The scourge of single molecule manipulation experiments is the non-specific interactions of the surfaces with DNA and proteins.  We have developed some ad-hoc protocols that need to be improved and rationalised to make a consistently working device.  Determine the effect of large surface areas of silicon and motor activity and motor stability using sensitive assays for the presence of residual ATP after translocation.  Determination of the sensitivity of these assays.  Construction of a variety of structures in silicon (wells, slits, arrays) using etching techniques and electron-beam patterning. Test various means of silanizing silicon surfaces with PEG-silanes, oligo-silanes and other functionalised silanes to reduce these non-specific interactions.  To localise the DNA-bound beads in specific wells we will use a combination of STM/AFM/optical /magnetic tweezers and micro-fluidic pumps.  Couple these manipulation tools with an epifluorescence visualisation set-up (evanescent wave, 1 or 2 photons).  All three participants have developed independent techniques for positioning single molecules on surfaces and this Workpackage will allow exploration of the best technique(s) for this process.

Outcomes:

(a) Surface Passivation

We have developed surface passivation protocols that reproducibly allow us to specifically tether magnetic beads to adequate surfaces via one, or, two DNA molecules. We have, also, developed surface treatment and passivation protocols (based on the use of PEG-silanes) to reduce fluorescent background in experiments requiring the joint manipulation and visualization of single molecules.

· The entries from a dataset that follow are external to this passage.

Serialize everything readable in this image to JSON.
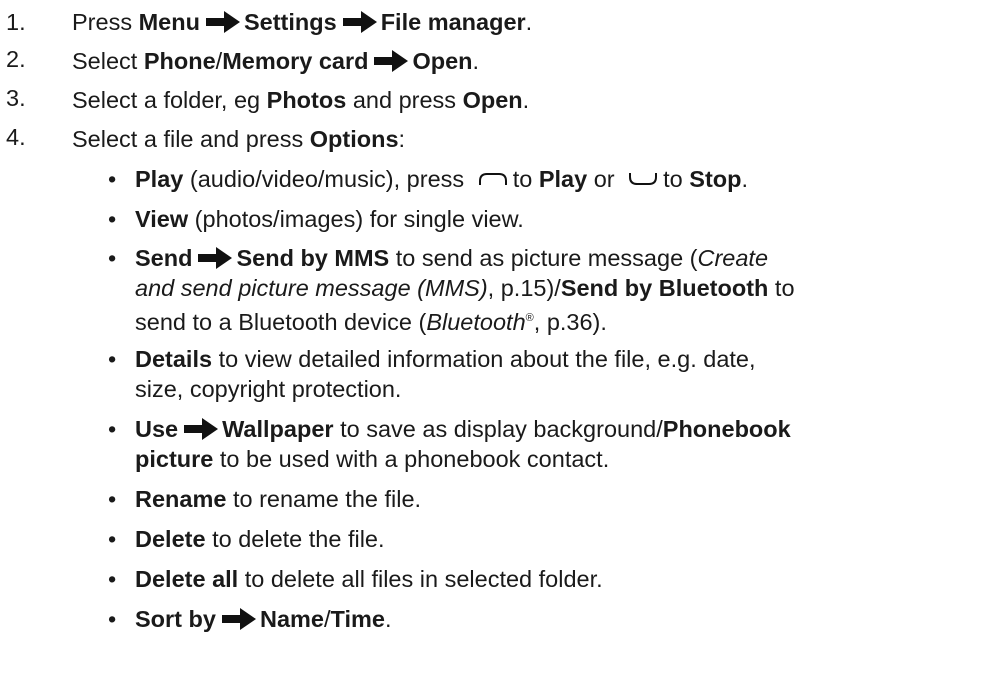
{
  "steps": [
    {
      "num": "1.",
      "a": "Press ",
      "b1": "Menu",
      "b2": "Settings",
      "b3": "File manager",
      "end": "."
    },
    {
      "num": "2.",
      "a": "Select ",
      "b1": "Phone",
      "sep": "/",
      "b2": "Memory card",
      "b3": "Open",
      "end": "."
    },
    {
      "num": "3.",
      "a": "Select a folder, eg ",
      "b1": "Photos",
      "mid": " and press ",
      "b2": "Open",
      "end": "."
    },
    {
      "num": "4.",
      "a": "Select a file and press ",
      "b1": "Options",
      "end": ":"
    }
  ],
  "bullet_glyph": "•",
  "options": {
    "play": {
      "b1": "Play",
      "t1": " (audio/video/music), press ",
      "t2": "to ",
      "b2": "Play",
      "t3": " or ",
      "t4": "to ",
      "b3": "Stop",
      "end": "."
    },
    "view": {
      "b1": "View",
      "t1": " (photos/images) for single view."
    },
    "send": {
      "b1": "Send",
      "b2": "Send by MMS",
      "t1": " to send as picture message (",
      "i1": "Create",
      "i2": "and send picture message (MMS)",
      "t2": ", p.15)/",
      "b3": "Send by Bluetooth",
      "t3": " to",
      "t4": "send to a Bluetooth device (",
      "i3": "Bluetooth",
      "sup": "®",
      "t5": ", p.36)."
    },
    "details": {
      "b1": "Details",
      "t1": " to view detailed information about the file, e.g. date,",
      "t2": "size, copyright protection."
    },
    "use": {
      "b1": "Use",
      "b2": "Wallpaper",
      "t1": " to save as display background/",
      "b3": "Phonebook",
      "b4": "picture",
      "t2": " to be used with a phonebook contact."
    },
    "rename": {
      "b1": "Rename",
      "t1": " to rename the file."
    },
    "delete": {
      "b1": "Delete",
      "t1": " to delete the file."
    },
    "delete_all": {
      "b1": "Delete all",
      "t1": " to delete all files in selected folder."
    },
    "sort": {
      "b1": "Sort by",
      "b2": "Name",
      "sep": "/",
      "b3": "Time",
      "end": "."
    }
  }
}
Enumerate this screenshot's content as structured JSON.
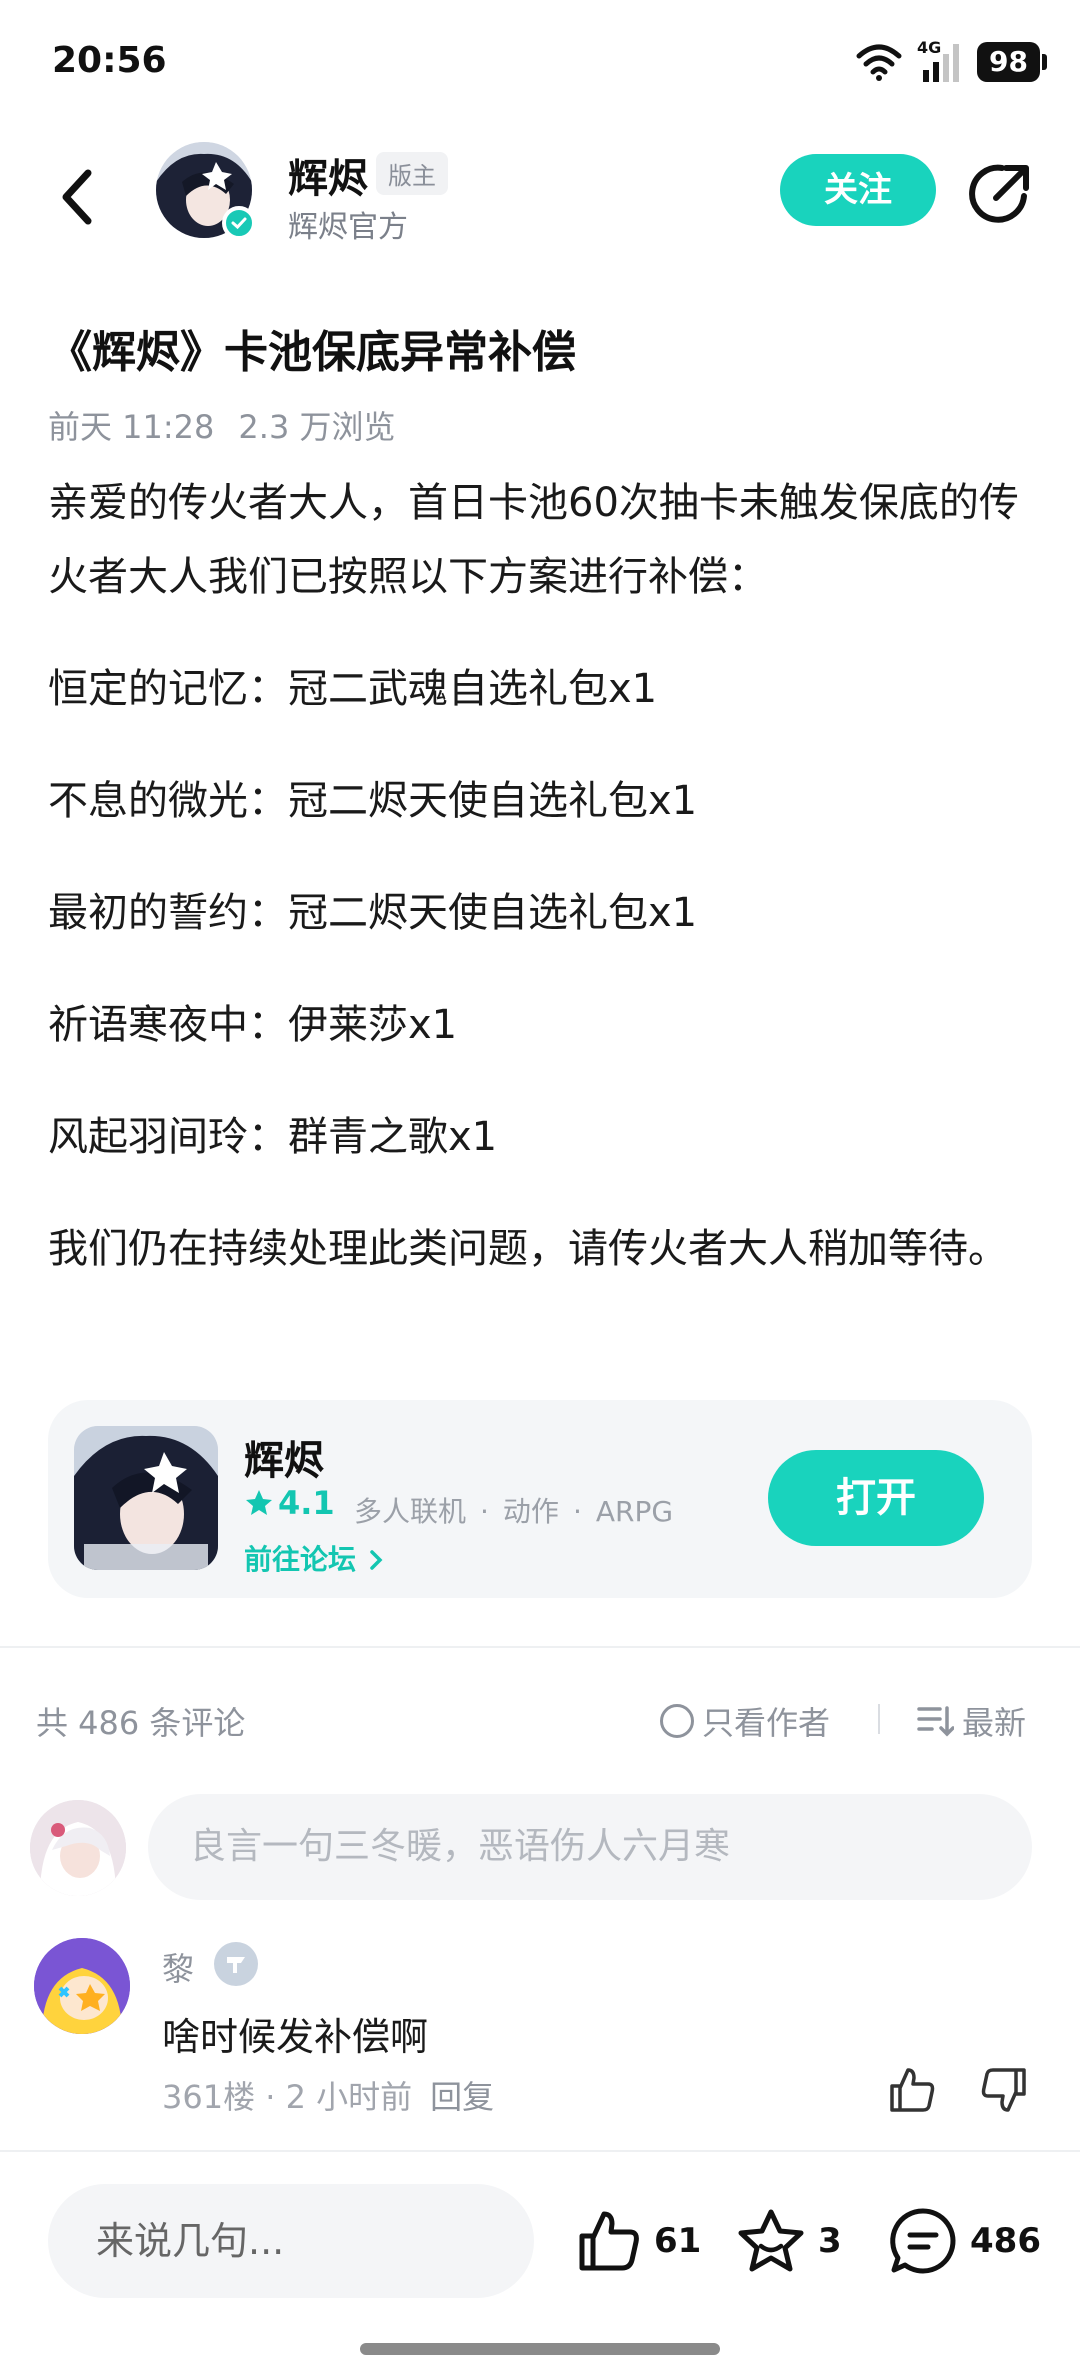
{
  "status_bar": {
    "time": "20:56",
    "network": "4G",
    "battery": "98"
  },
  "header": {
    "author_name": "辉烬",
    "role_badge": "版主",
    "author_subtitle": "辉烬官方",
    "follow_label": "关注"
  },
  "post": {
    "title": "《辉烬》卡池保底异常补偿",
    "time": "前天 11:28",
    "views": "2.3 万浏览",
    "paragraphs": [
      "亲爱的传火者大人，首日卡池60次抽卡未触发保底的传火者大人我们已按照以下方案进行补偿：",
      "恒定的记忆：冠二武魂自选礼包x1",
      "不息的微光：冠二烬天使自选礼包x1",
      "最初的誓约：冠二烬天使自选礼包x1",
      "祈语寒夜中：伊莱莎x1",
      "风起羽间玲：群青之歌x1",
      "我们仍在持续处理此类问题，请传火者大人稍加等待。"
    ]
  },
  "game_card": {
    "name": "辉烬",
    "rating": "4.1",
    "tags": [
      "多人联机",
      "动作",
      "ARPG"
    ],
    "forum_link": "前往论坛",
    "open_label": "打开"
  },
  "comments_header": {
    "count_text": "共 486 条评论",
    "author_only": "只看作者",
    "sort": "最新"
  },
  "comment_input_placeholder": "良言一句三冬暖，恶语伤人六月寒",
  "comment": {
    "user": "黎",
    "text": "啥时候发补偿啊",
    "floor": "361楼",
    "time": "2 小时前",
    "reply": "回复"
  },
  "bottom_bar": {
    "input_placeholder": "来说几句...",
    "likes": "61",
    "favorites": "3",
    "comments": "486"
  },
  "colors": {
    "accent": "#19d3bd",
    "text": "#111111",
    "muted": "#8e939c"
  }
}
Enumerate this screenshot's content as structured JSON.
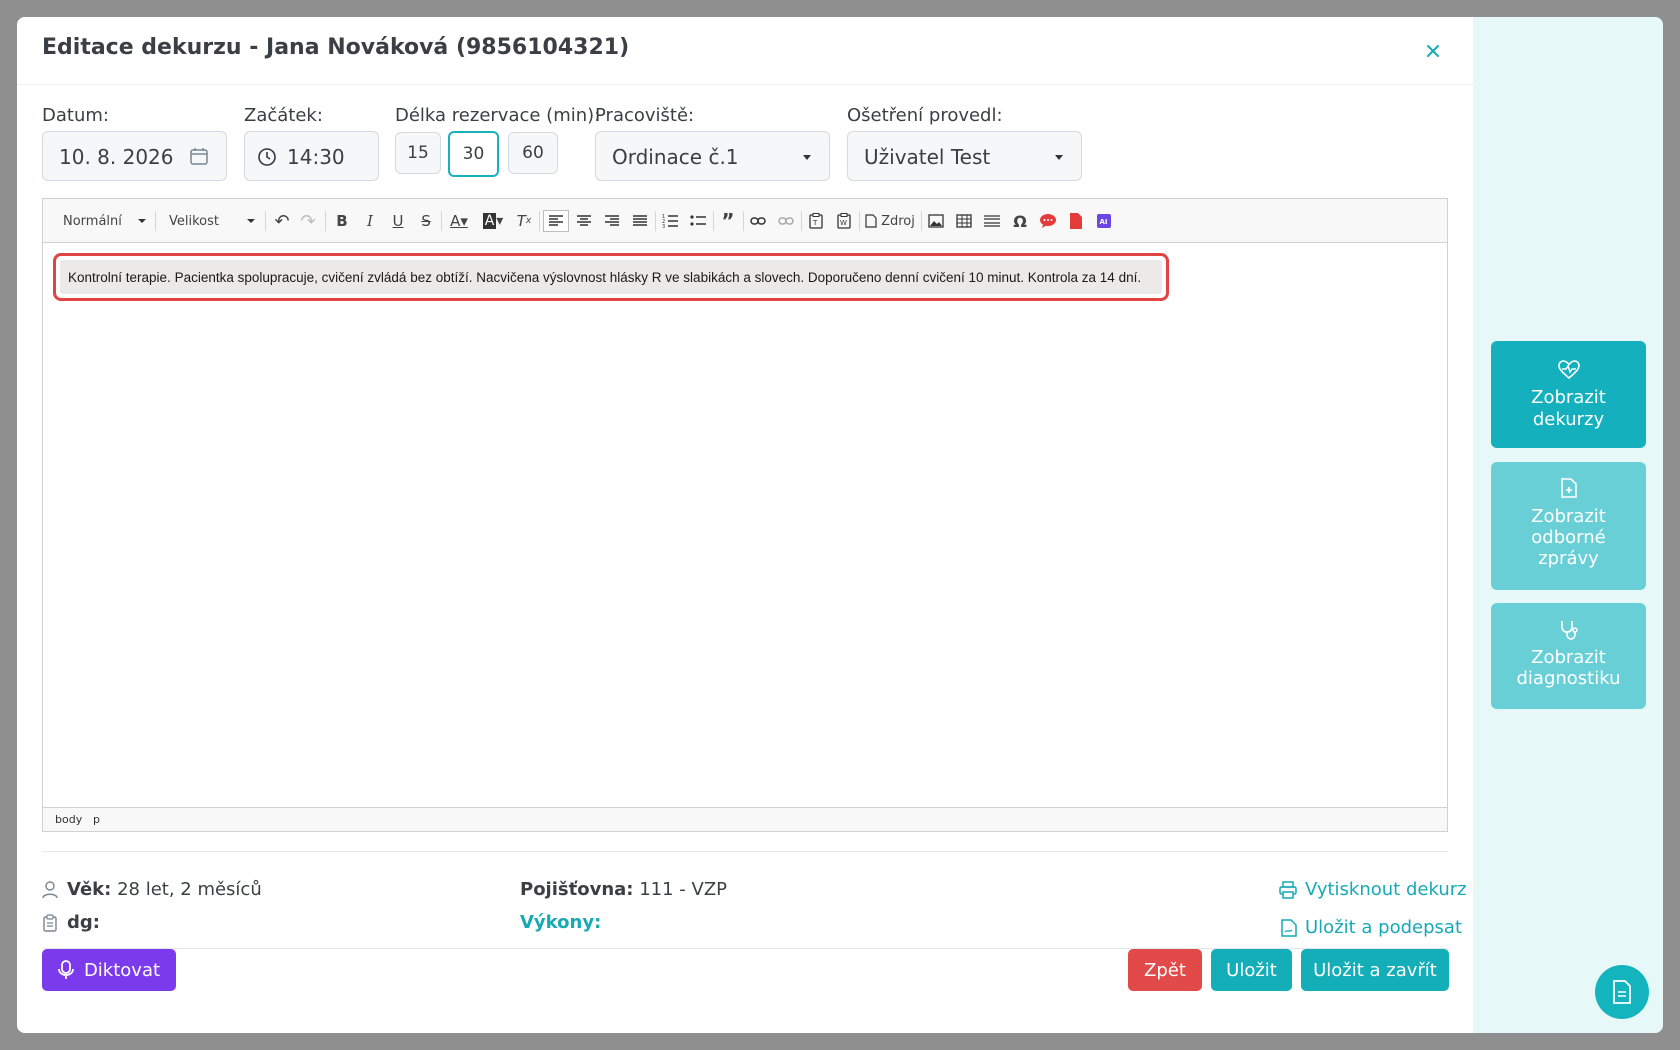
{
  "dialog": {
    "title": "Editace dekurzu - Jana Nováková (9856104321)"
  },
  "form": {
    "date_label": "Datum:",
    "date_value": "10. 8. 2026",
    "start_label": "Začátek:",
    "start_value": "14:30",
    "duration_label": "Délka rezervace (min):",
    "durations": [
      "15",
      "30",
      "60"
    ],
    "duration_selected": "30",
    "workplace_label": "Pracoviště:",
    "workplace_value": "Ordinace č.1",
    "performed_by_label": "Ošetření provedl:",
    "performed_by_value": "Uživatel Test"
  },
  "editor": {
    "format_select": "Normální",
    "size_select": "Velikost",
    "source_label": "Zdroj",
    "content": "Kontrolní terapie. Pacientka spolupracuje, cvičení zvládá bez obtíží. Nacvičena výslovnost hlásky R ve slabikách a slovech. Doporučeno denní cvičení 10 minut. Kontrola za 14 dní.",
    "path": [
      "body",
      "p"
    ]
  },
  "patient_info": {
    "age_label": "Věk:",
    "age_value": "28 let, 2 měsíců",
    "dg_label": "dg:",
    "insurance_label": "Pojišťovna:",
    "insurance_value": "111 - VZP",
    "procedures_label": "Výkony:"
  },
  "links": {
    "print": "Vytisknout dekurz",
    "save_sign": "Uložit a podepsat"
  },
  "buttons": {
    "dictate": "Diktovat",
    "back": "Zpět",
    "save": "Uložit",
    "save_close": "Uložit a zavřít"
  },
  "sidebar": {
    "show_records_1": "Zobrazit",
    "show_records_2": "dekurzy",
    "show_reports_1": "Zobrazit",
    "show_reports_2": "odborné",
    "show_reports_3": "zprávy",
    "show_diag_1": "Zobrazit",
    "show_diag_2": "diagnostiku"
  },
  "colors": {
    "accent": "#17b2be",
    "danger": "#e24a4a",
    "dictate": "#7c3aed"
  }
}
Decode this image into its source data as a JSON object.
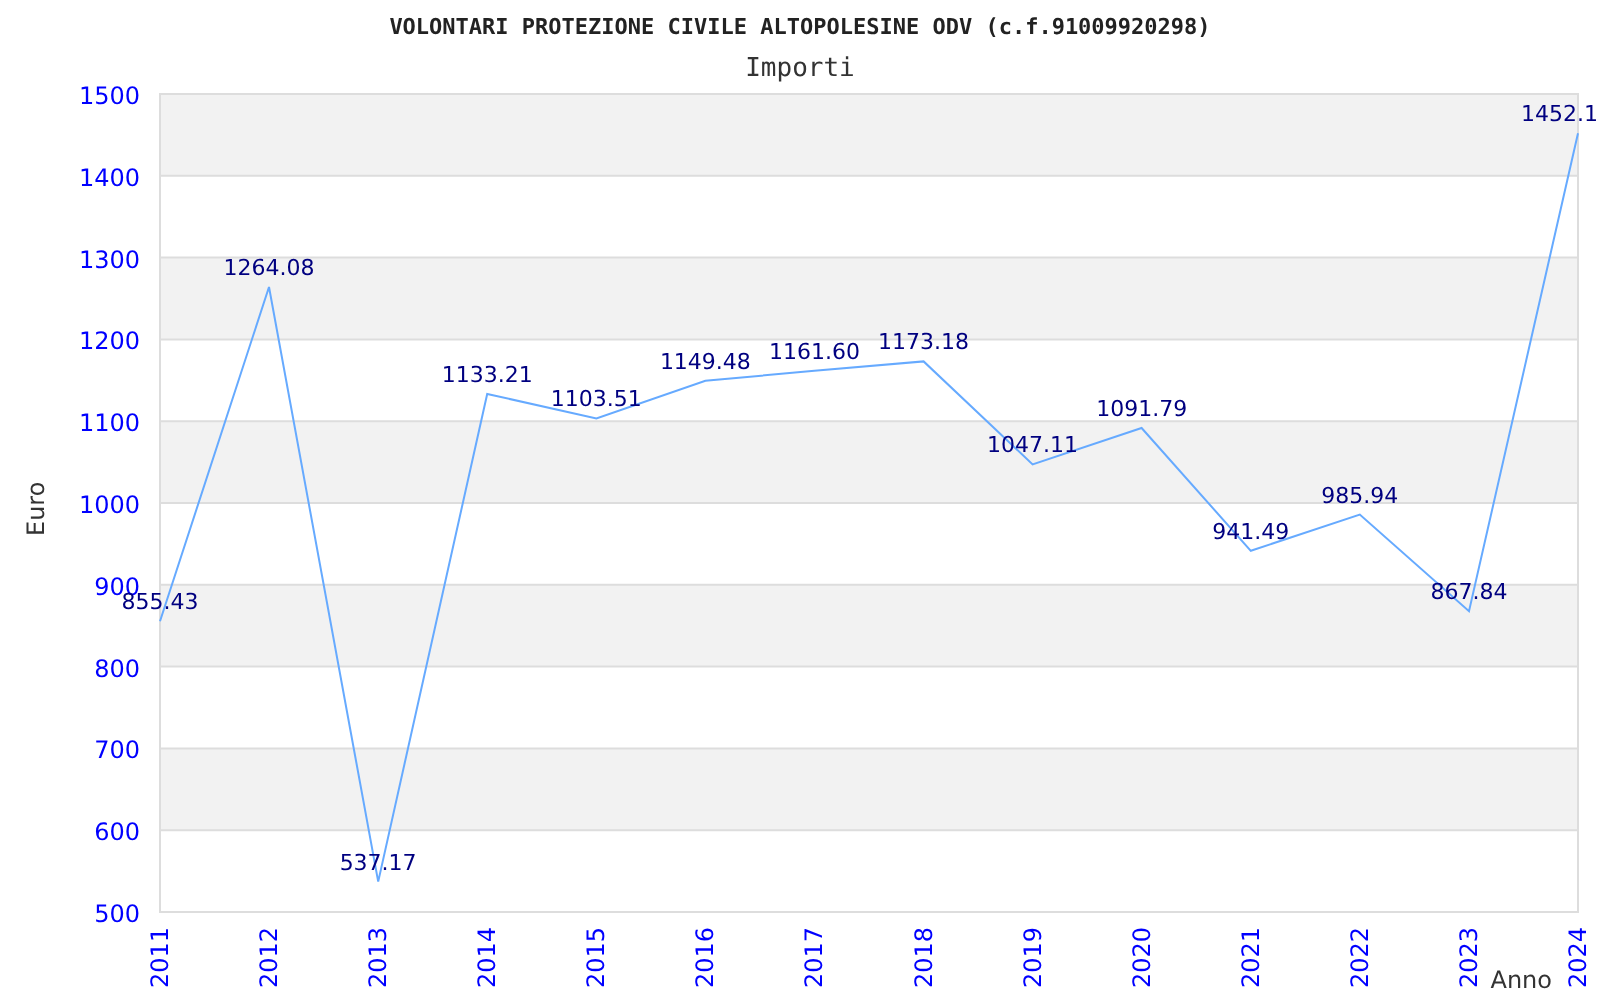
{
  "title": "VOLONTARI PROTEZIONE CIVILE ALTOPOLESINE ODV (c.f.91009920298)",
  "chart_data": {
    "type": "line",
    "grid": true,
    "xlabel": "Anno",
    "ylabel": "Euro",
    "categories": [
      "2011",
      "2012",
      "2013",
      "2014",
      "2015",
      "2016",
      "2017",
      "2018",
      "2019",
      "2020",
      "2021",
      "2022",
      "2023",
      "2024"
    ],
    "series": [
      {
        "name": "Importi",
        "color": "#66aaff",
        "values": [
          855.43,
          1264.08,
          537.17,
          1133.21,
          1103.51,
          1149.48,
          1161.6,
          1173.18,
          1047.11,
          1091.79,
          941.49,
          985.94,
          867.84,
          1452.1
        ]
      }
    ],
    "ylim": [
      500,
      1500
    ],
    "yticks": [
      500,
      600,
      700,
      800,
      900,
      1000,
      1100,
      1200,
      1300,
      1400,
      1500
    ],
    "value_labels": [
      "855.43",
      "1264.08",
      "537.17",
      "1133.21",
      "1103.51",
      "1149.48",
      "1161.60",
      "1173.18",
      "1047.11",
      "1091.79",
      "941.49",
      "985.94",
      "867.84",
      "1452.1"
    ]
  }
}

The flow dynamics of micron-size magnetic beads driven by external magnetic field in microfluidic glass channels was investigated. It was demonstrated that the used channels are too large (minimum size is 10 mm) for the successful bead detection by MFM. Smaller Si channels were successfully implemented for bead immobilization and moving along the channel.

(b) Positioning of single molecules and microfluidics

The observation of an available cysteine at the N-terminus of the HsdR (motor) subunit of the EcoprrI molecular motor, and its subsequent production as a hybrid protein, has allowed the Ports group to investigate surface attachment using this cysteine, to enable attachment to gold and silicon.  We have shown that the HsdR(prrI) subunit can be attached to both surfaces and that this surface attached protein can self-assemble to produce both R₁- and R₂‑complexes with and without DNA.  This data has been confirmed, using AFM visualisation and surface plasmon resonance.  We are now investigating functionality of the surface-attached complexes.  This will allow precise location of motor complexes, within any device, using Dip Pen Nanolithography (DPN) or, other surface patterning approaches.

Single molecule positioning could also be achieved by a patterned surface treatment, of which we have some experience. Namely, one would generate patches of binding sites for one DNA extremity (i.e. areas coated with anti-Dig proteins).

The AFM was also used to investigate surface attachment of the motor, but non-specific interactions hampered this work. As part of the investigation of surface attachment we have investigated various methods for surface passivation.

ENS/CNRS have developed a microfluidic system based on PDMS technology. A mould was generated, by regular machining techniques, defining a channel (actually a rift) a few mm wide, a few cm long and approximately 100 microns deep. That mould was used to generate a channel with these characteristics, in a soft PDMS polymer that was baked at about 80°C. The PDMS block is positioned on top of a microscope coverslip to define the reaction chamber and small tubing plugged in this PDMS stamp is used to exchange buffers. With lithographic techniques to generate smaller channels in PDMS, we could even reduce the dimensions of that cell, but, at the moment, we see no urgency in such a task.  We have miniaturized the flow cell for implementing the magnetic trap technique in a micro-fluidic environment.

(c)  Microinjection and epifluorescence systems

ENS/CNRS have developed a Total Internal Reflection (TIR) microscope at three excitation wavelengths that allows us to visualize by regular fluorescence and by Fluorescent Energy Transfer (FRET) the interactions of a variety of labelled molecules (proteins, fluorescently labelled ATP) with their DNA substrate. This set-up is combined with a magnetic trap system that also allows for the manipulation of single molecule. Experiments on helicase, DNA polymerases and various DNA translocases (FtsK, EcoR124I, etc.) are planned in collaboration with the groups at Delft and Portsmouth.